Lie to me, Alex
Give ESPN this: When they get beaten on a story, they sure do milk the hell out of the follow-up.
Still, the smothering sports network might as well have had Keith Lockhart instead of Peter Gammons sit down with Alex Rodriguez, considering how orchestrated the whole process was.
Compelling TV, yes, but if we’re supposed to take yesterday’s steroid admission and consider it an emotional turn in the life of A-Rod, then the wool really has grown in, well over our eyelids and reaching for the ears and mouth.
A-Rod is “sorry.” Great. That might have meant more last Friday.
In coming clean, A-Rod exposed himself as an even bigger, more duplicitous fraud than we had previously imagined, which is saying something. He’s sorry for getting caught, a confession of guilt that never would have materialized had “this Selena Roberts lady,” as Rodriguez so pettily referred to her, not broken the story on SI.com over the weekend.
He admits he took banned substances from 2001-03, but he doesn’t know what they were. He doesn’t even really know where they came from despite sharing the clubhouse over those three years with Rafael Palmeiro, Ken Caminiti, John Rocker, Ismael Valdez, Steve Woodard, Juan Gonzalez, and an assortment of other never-proven suspects. Yeah, I wonder.

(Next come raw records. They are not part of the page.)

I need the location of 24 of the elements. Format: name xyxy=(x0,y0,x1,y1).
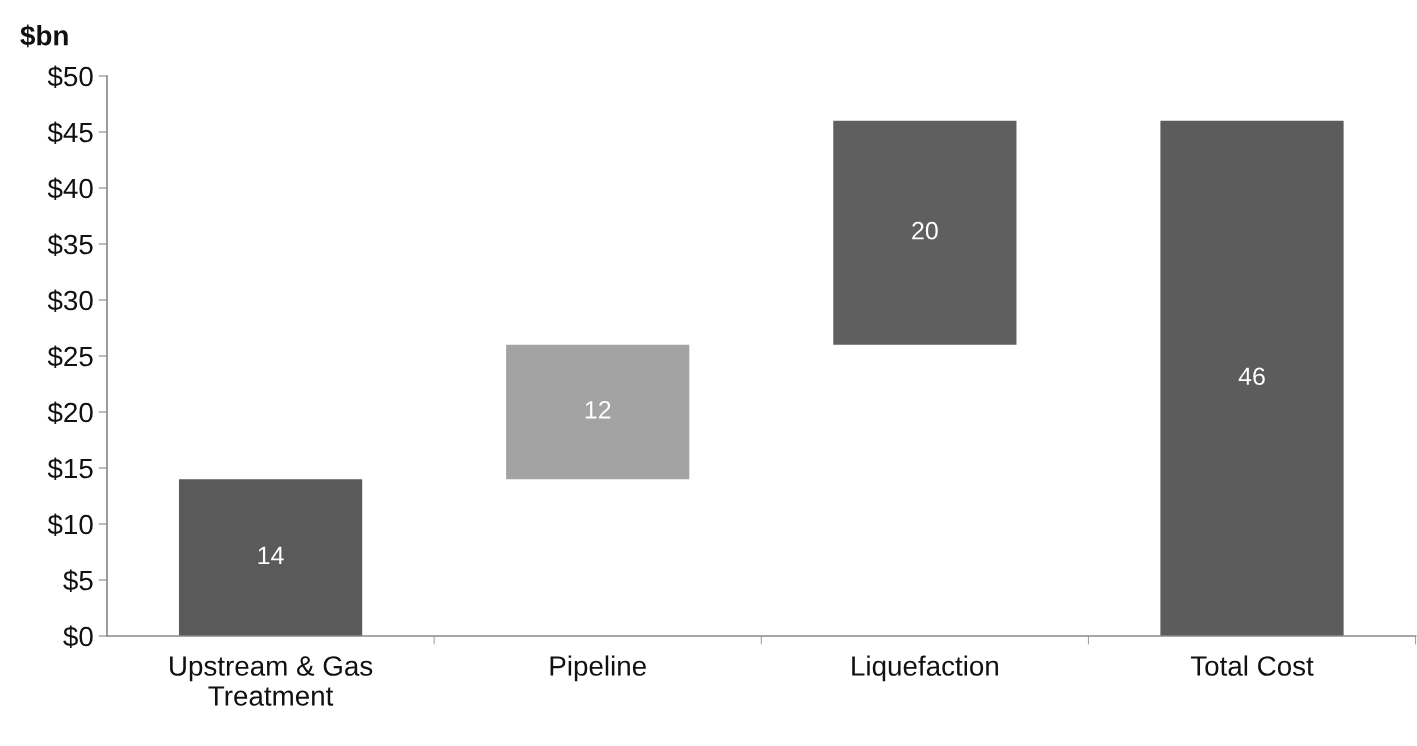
y-tick-label: $20 xyxy=(47,401,93,424)
x-tick-label: Upstream & Gas Treatment xyxy=(170,656,373,706)
bar xyxy=(178,479,363,636)
x-tick-label: Liquefaction xyxy=(852,655,998,682)
data-label: 12 xyxy=(585,401,611,419)
data-label: 14 xyxy=(258,546,284,565)
y-tick-label: $30 xyxy=(47,289,93,312)
y-tick-label: $5 xyxy=(63,569,93,592)
x-tick-label: Total Cost xyxy=(1190,655,1314,676)
data-label: 46 xyxy=(1238,367,1265,386)
bar xyxy=(506,344,690,480)
y-tick-label: $45 xyxy=(47,121,93,144)
y-tick-label: $35 xyxy=(47,233,93,256)
x-tick-label: Pipeline xyxy=(550,655,646,682)
y-tick-label: $15 xyxy=(47,457,93,480)
y-tick-label: $10 xyxy=(47,513,93,536)
y-tick-label: $0 xyxy=(63,625,93,648)
y-tick-label: $40 xyxy=(47,177,93,200)
y-tick-label: $50 xyxy=(47,65,93,88)
y-axis-title: $bn xyxy=(20,24,68,48)
bar xyxy=(833,120,1017,345)
bar xyxy=(1160,120,1344,636)
y-tick-label: $25 xyxy=(47,345,93,368)
data-label: 20 xyxy=(912,221,938,240)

It was the culture. He was young. He was stupid. We now know how Rodriguez spent the weekend: Taking a crash course in Celebrity Confession 101.
Be vague about seemingly definitive answers, such as the years you dabbled in performance-enhancing drugs. Just the three years, A-Rod? “That’s pretty accurate, yes.”
Apologize to your fans: “I couldn’t feel more regret and feel more sorry because I have so much respect for this game, and, you know, the people that follow me and respect me. And I have millions of fans out there that are, you know, will never look at me the same.”
But here’s my unequivocally favorite part of the interview (which, you know, you can get on ESPN.com), when Scott Boras — er, sorry, Gammons — asks him about educating “kids across the country” in the shadow of this story.
“100 percent. I mean, that’s what I’ve done with the Boys and Girls Club my whole life. You know, I was born in Washington Heights [N.Y.]. I would love to really get into that community and do things that are real, that are going to make a difference. And I have an opportunity here to help out a lot of kids. And I have nine years and the rest of my career to devote myself to children in the future and really bring awareness to, you know, where we need to head as a game. And I think we are headed in the right direction.”
He’d really like to get into that community. Excuse my sense of time, but hasn’t the guy played in New York for five years now?
Sorry, I don’t believe 80 percent of what Rodriguez and Boras are selling in this interview. How can you, when just a little more than a year ago, the Yankees superstar sat down on “60 Minutes” and lied to Katie Couric’s face? Back then, he had complete confidence in himself on the baseball field. He must have been young and stupid when he decided to lie on national TV.
Oh, not now.
That was perhaps the most disappointing aspect of this whole interview, the fact that Gammons didn’t hammer Rodriguez more about the “60 Minutes” lie, almost as if the question were in there because there would be overwhelming criticism of the sit-down if it weren’t.
PETER GAMMONS: Now, you mentioned the Katie Couric interview. You were asked if you ever used steroids, human growth hormones or other performance-enhancing substances. You said no, flat-out no. In your mind, that wasn’t a lie?
ALEX RODRIGUEZ: At the time, Peter, I wasn’t even being truthful with myself. How am I going to be truthful with Katie or CBS? Today, I’m here to tell the truth, and I feel good about that. I think my fans deserve that. I’m ready to put everything behind me and go play baseball. You know, we have a great team this year. I couldn’t be more excited about the guys that we’ve brought in, Mark Teixeira, A.J. Burnett … It’s an important time in my life to turn the page and focus on what’s next.
Somehow, we got from CBS and Katie Couric, to Rodriguez weakly explaining why it wasn’t a lie, to the Yankees’ free agent spending frenzy. Now, if this weren’t a rehearsed 30 minutes on the parts of A-Rod and ESPN, here’s what the next question might have consisted of:
“Alex, if you lied back in ‘07, why in the name of Bronson Arroyo should we believe one iota of what you’re shoveling now?”
That, in essence, is the unanswered question from this interview with baseball’s latest swindler, in cahoots with ESPN, making up for getting out-scooped by forcing a disingenuous “apology” down our throats. But that’s what you get when you’re so hungry to make a splash on a story you’re playing catch-up on, a harried agreement to ask only certain questions of a subject that might have plenty more to hide than for which he’s seemingly sorry.